As programmers, we communicate with computers through many languages: Python, JavaScript, SQL, C... you name it. But do you know how the creators of these languages precisely describe their syntax to us, leaving no room for doubt?

They could've relied on plain English, but that would not be a good solution because of the potential verbosity and ambiguity. So they used specially designed languages for it.

In this article, you'll learn about two of these widely used languages: BNF and EBNF.

Another fascinating aspect of these special languages or notations is that you can write the grammar of your own language using them and give it as input to some magical computer programs called "parser generators". These can output other programs capable of parsing any text according to the grammar you used. How amazing is that?

This feature can save you a lot of time since manually writing such programs is challenging and time-consuming.

Before learning (E)BNF, it's helpful to be able to distinguish between syntax and semantics. So let's start from there.

Syntax vs Semantics in Programming Languages

Syntax refers to the structure of the elements of a language based on its type. On the other hand, semantics are all about the meaning.

Something written syntactically correctly in a language can be completely meaningless. And no text can be meaningful if its syntax is incorrect.

Two of the most famous sentences regarding syntax and semantics are composed by Noam Chomsky:

  1. Colorless green ideas sleep furiously.
  2. Furiously sleep ideas green colorless.

The first sentence's syntax is correct but it's meaningless. And since the second one is syntactically wrong, it is far from being meaningful.

The same is true for programming languages too. Let's look at the following two JavaScript code snippets to see what I mean.

The following code is syntactically correct but semantically wrong because it's not possible to reassign something to a constant variable:

const name = "Palash";
name = "Akash";

The following is syntactically incorrect and thus does not even have any chance to be semantically correct.

"Palash" = const name;
"Akash" = name;

You check the syntax of your JavaScript code online with a tool like the Esprima Syntax Validator.

There are two more concepts you need to understand before learning to read BNF/EBNF.

Terminals and Non-Terminals

BNF/EBNF is usually used to specify the grammar of a language. Grammar is a set of rules (also called production rules). Here language refers to nothing but a set of strings that are valid according to the rules of its grammar.

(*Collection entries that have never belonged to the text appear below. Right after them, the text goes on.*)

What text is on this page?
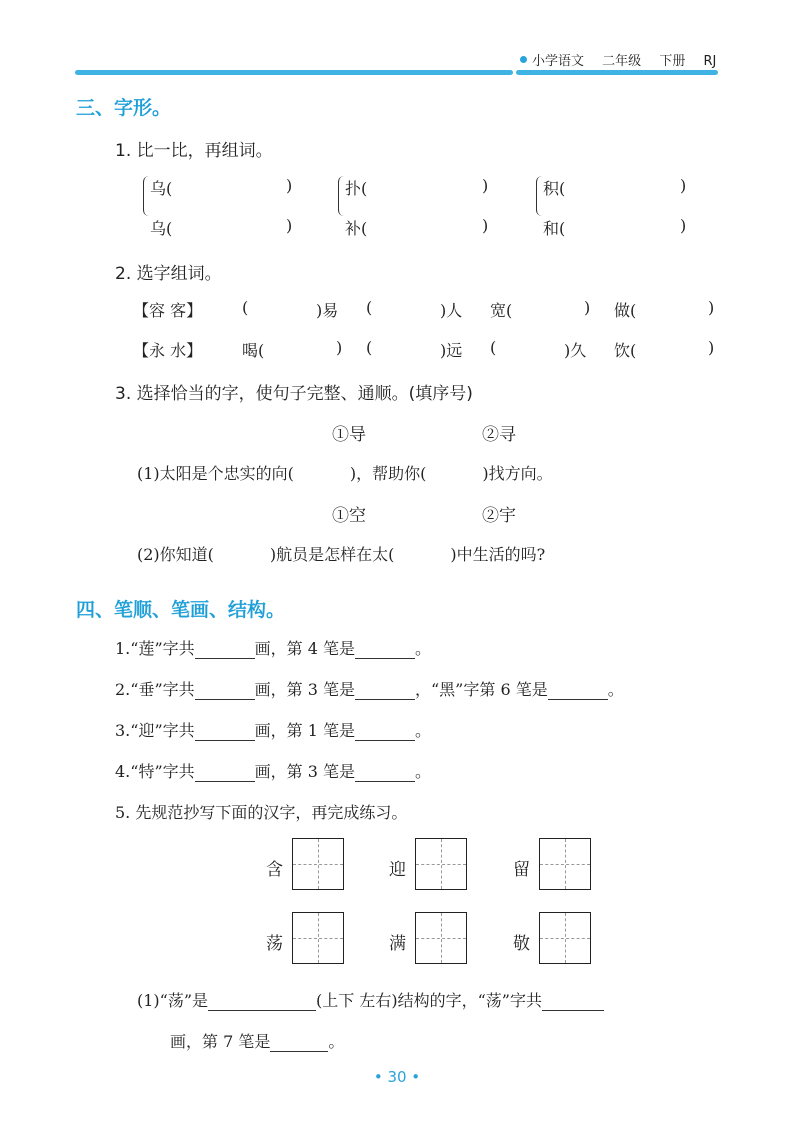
小学语文 二年级 下册 RJ
三、字形。
1. 比一比，再组词。
乌(	)
乌(	)
扑(	)
补(	)
积(	)
和(	)
2. 选字组词。
【容 客】 (	)易 (	)人 宽(	) 做(	)
【永 水】 喝(	) (	)远 (	)久 饮(	)
3. 选择恰当的字，使句子完整、通顺。(填序号)
①导	②寻
(1)太阳是个忠实的向(	)，帮助你(	)找方向。
①空	②宇
(2)你知道(	)航员是怎样在太(	)中生活的吗?
四、笔顺、笔画、结构。
1.“莲”字共	画，第 4 笔是	。
2.“垂”字共	画，第 3 笔是	，“黑”字第 6 笔是	。
3.“迎”字共	画，第 1 笔是	。
4.“特”字共	画，第 3 笔是	。
5. 先规范抄写下面的汉字，再完成练习。
含	迎	留
荡	满	敬
(1)“荡”是	(上下 左右)结构的字，“荡”字共
画，第 7 笔是	。
• 30 •
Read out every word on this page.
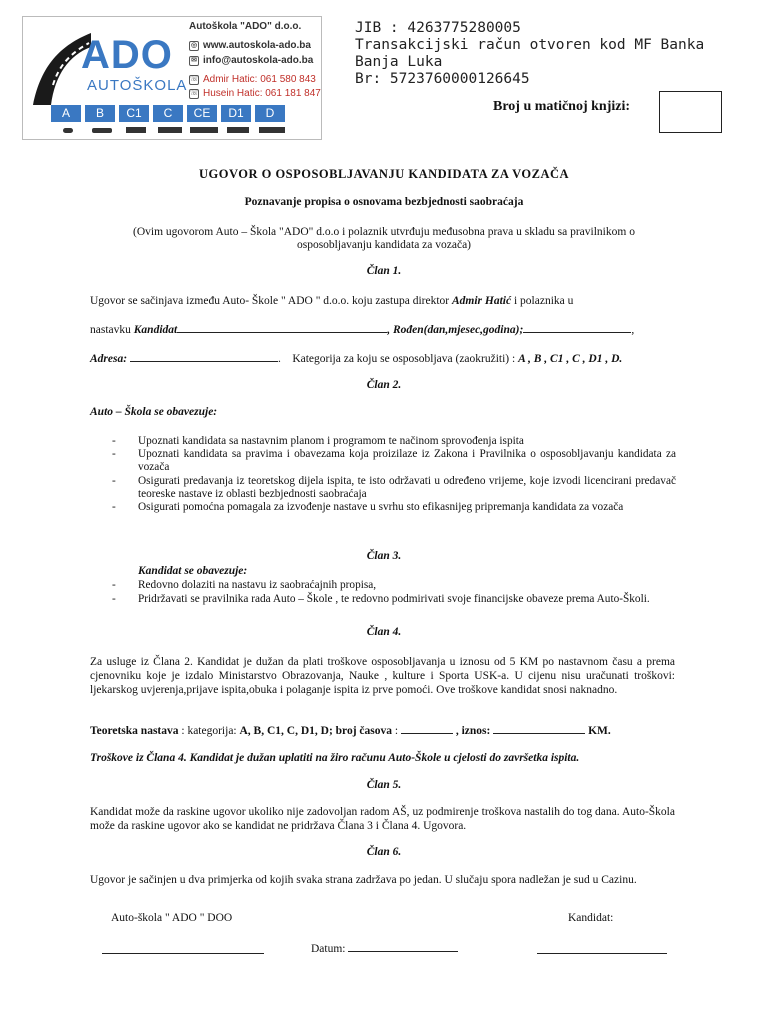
ADO
AUTOŠKOLA
Autoškola "ADO" d.o.o.
◎ www.autoskola-ado.ba
✉ info@autoskola-ado.ba
☏ Admir Hatic: 061 580 843
☏ Husein Hatic: 061 181 847
A	B	C1	C	CE	D1	D
JIB : 4263775280005
Transakcijski račun otvoren kod MF Banka
Banja Luka
Br: 5723760000126645
Broj u matičnoj knjizi:
UGOVOR O OSPOSOBLJAVANJU KANDIDATA ZA VOZAČA
Poznavanje propisa o osnovama bezbjednosti saobraćaja
(Ovim ugovorom Auto – Škola "ADO" d.o.o i polaznik utvrđuju međusobna prava u skladu sa pravilnikom o
osposobljavanju kandidata za vozača)
Član 1.
Ugovor se sačinjava između Auto- Škole " ADO " d.o.o. koju zastupa direktor Admir Hatić i polaznika u
nastavku Kandidat	, Rođen(dan,mjesec,godina);	,
Adresa:	. Kategorija za koju se osposobljava (zaokružiti) : A , B , C1 , C , D1 , D.
Član 2.
Auto – Škola se obavezuje:
- Upoznati kandidata sa nastavnim planom i programom te načinom sprovođenja ispita
- Upoznati kandidata sa pravima i obavezama koja proizilaze iz Zakona i Pravilnika o osposobljavanju kandidata za vozača
- Osigurati predavanja iz teoretskog dijela ispita, te isto održavati u određeno vrijeme, koje izvodi licencirani predavač teoreske nastave iz oblasti bezbjednosti saobraćaja
- Osigurati pomoćna pomagala za izvođenje nastave u svrhu sto efikasnijeg pripremanja kandidata za vozača
Član 3.
Kandidat se obavezuje:
- Redovno dolaziti na nastavu iz saobraćajnih propisa,
- Pridržavati se pravilnika rada Auto – Škole , te redovno podmirivati svoje financijske obaveze prema Auto-Školi.
Član 4.
Za usluge iz Člana 2. Kandidat je dužan da plati troškove osposobljavanja u iznosu od 5 KM po nastavnom času a prema cjenovniku koje je izdalo Ministarstvo Obrazovanja, Nauke , kulture i Sporta USK-a. U cijenu nisu uračunati troškovi: ljekarskog uvjerenja,prijave ispita,obuka i polaganje ispita iz prve pomoći. Ove troškove kandidat snosi naknadno.
Teoretska nastava : kategorija: A, B, C1, C, D1, D; broj časova :	, iznos:	KM.
Troškove iz Člana 4. Kandidat je dužan uplatiti na žiro računu Auto-Škole u cjelosti do završetka ispita.
Član 5.
Kandidat može da raskine ugovor ukoliko nije zadovoljan radom AŠ, uz podmirenje troškova nastalih do tog dana. Auto-Škola može da raskine ugovor ako se kandidat ne pridržava Člana 3 i Člana 4. Ugovora.
Član 6.
Ugovor je sačinjen u dva primjerka od kojih svaka strana zadržava po jedan. U slučaju spora nadležan je sud u Cazinu.
Auto-škola " ADO " DOO	Kandidat:
Datum:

A BNF/EBNF grammar description is an unordered list of rules. Rules are used to define symbols with the help of other symbols.

You can think of symbols as the building blocks of grammar. There are two kinds of symbols:

  • Terminal (or Terminal symbol): Terminals are strings written within quotes. They are meant to be used as they are. Nothing is hidden behind them. For example "freeCodeCamp" or "firefly".
  • Non-terminal (or Non-terminal symbol): Sometimes we need a name to refer to something else. These are called non-terminals. In BNF, non-terminal names are written within angle brackets (for example <statement>), while in EBNF they don't usually use brackets (for example statement).

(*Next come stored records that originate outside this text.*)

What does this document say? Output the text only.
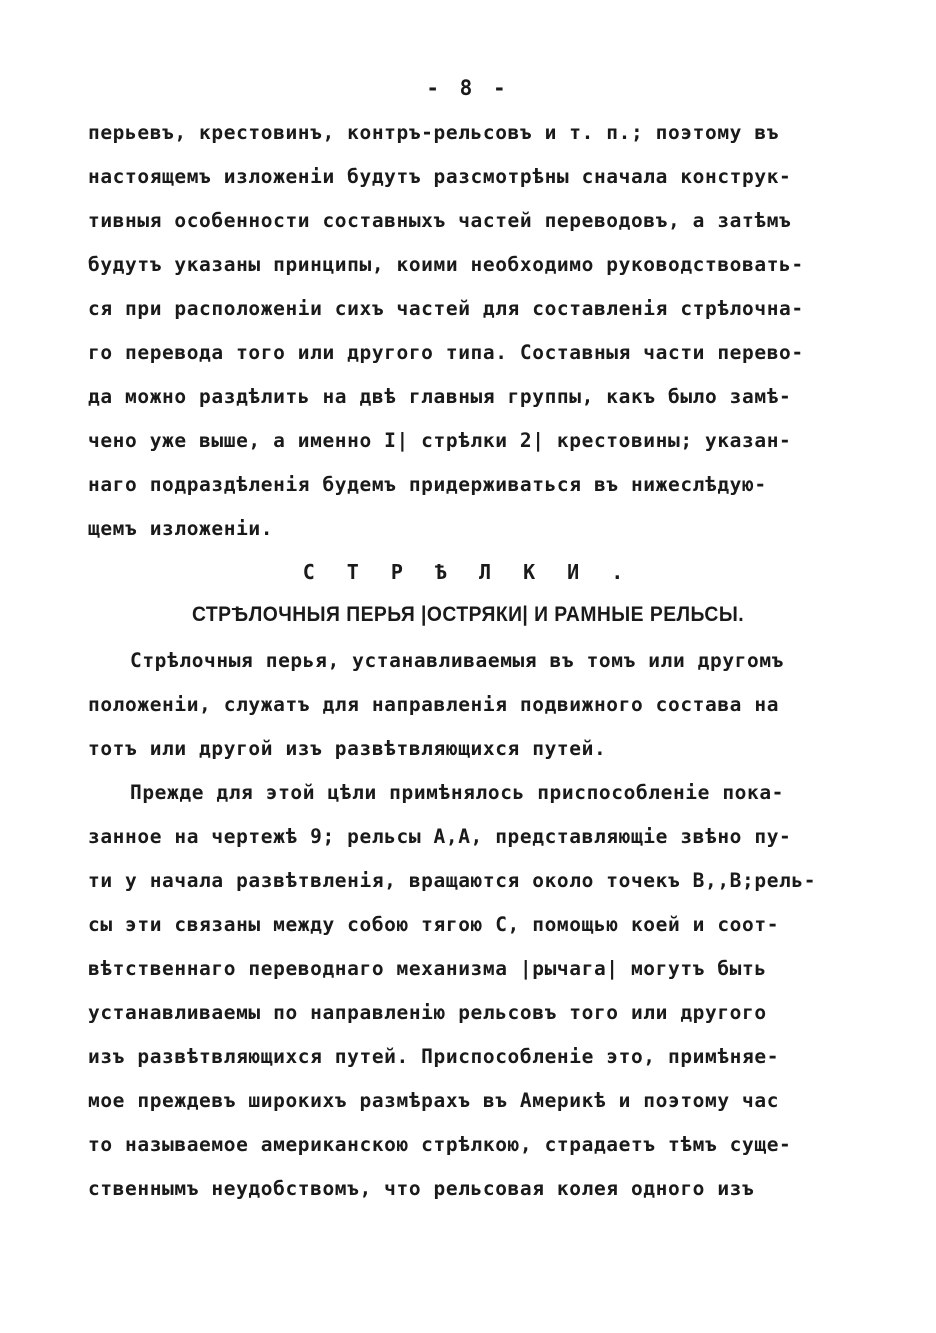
- 8 -
перьевъ, крестовинъ, контръ-рельсовъ и т. п.; поэтому въ
настоящемъ изложенiи будутъ разсмотрѣны сначала конструк-
тивныя особенности составныхъ частей переводовъ, а затѣмъ
будутъ указаны принципы, коими необходимо руководствовать-
ся при расположенiи сихъ частей для составленiя стрѣлочна-
го перевода того или другого типа. Составныя части перево-
да можно раздѣлить на двѣ главныя группы, какъ было замѣ-
чено уже выше, а именно I| стрѣлки 2| крестовины; указан-
наго подраздѣленiя будемъ придерживаться въ нижеслѣдую-
щемъ изложенiи.
С Т Р Ѣ Л К И .
СТРѢЛОЧНЫЯ ПЕРЬЯ |ОСТРЯКИ| И РАМНЫЕ РЕЛЬСЫ.
Стрѣлочныя перья, устанавливаемыя въ томъ или другомъ
положенiи, служатъ для направленiя подвижного состава на
тотъ или другой изъ развѣтвляющихся путей.
Прежде для этой цѣли примѣнялось приспособленiе пока-
занное на чертежѣ 9; рельсы A,A, представляющiе звѣно пу-
ти у начала развѣтвленiя, вращаются около точекъ B,,B;рель-
сы эти связаны между собою тягою C, помощью коей и соот-
вѣтственнаго переводнаго механизма |рычага| могутъ быть
устанавливаемы по направленiю рельсовъ того или другого
изъ развѣтвляющихся путей. Приспособленiе это, примѣняе-
мое преждевъ широкихъ размѣрахъ въ Америкѣ и поэтому час
то называемое американскою стрѣлкою, страдаетъ тѣмъ суще-
ственнымъ неудобствомъ, что рельсовая колея одного изъ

The whole language is derived from a single non-terminal symbol. This is called the start or root symbol of the grammar. By convention, it is written as the first non-terminal in the BNF/EBNF grammar description.

Finally, you are ready to learn BNF. It's easier than you might think it is.

What is BNF?

BNF stands for Backus–Naur Form which resulted primarily from the contributions of John Backus and Peter Naur.

The syntax of BNF/EBNF is so simple that many people adopted their styles. So in different places, you will most likely see different styles. If the syntax is different from conventional ones, that's usually documented there. In this article I will use one particular style, just to keep things simple.

Below is an example of a simple production rule in BNF:

<something> ::= "content" 

Each rule in BNF (also in ENBF) has three parts:

  • Left-hand side: Here we write a non-terminal to define it. In the above example, it is <something>.
  • ::=: This character group separates the Left hand side from Right hand side. Read this symbol as "is defined as".
  • Right-hand side: The definition of the non-terminal specified on the right-hand side. In the above example, it's "content".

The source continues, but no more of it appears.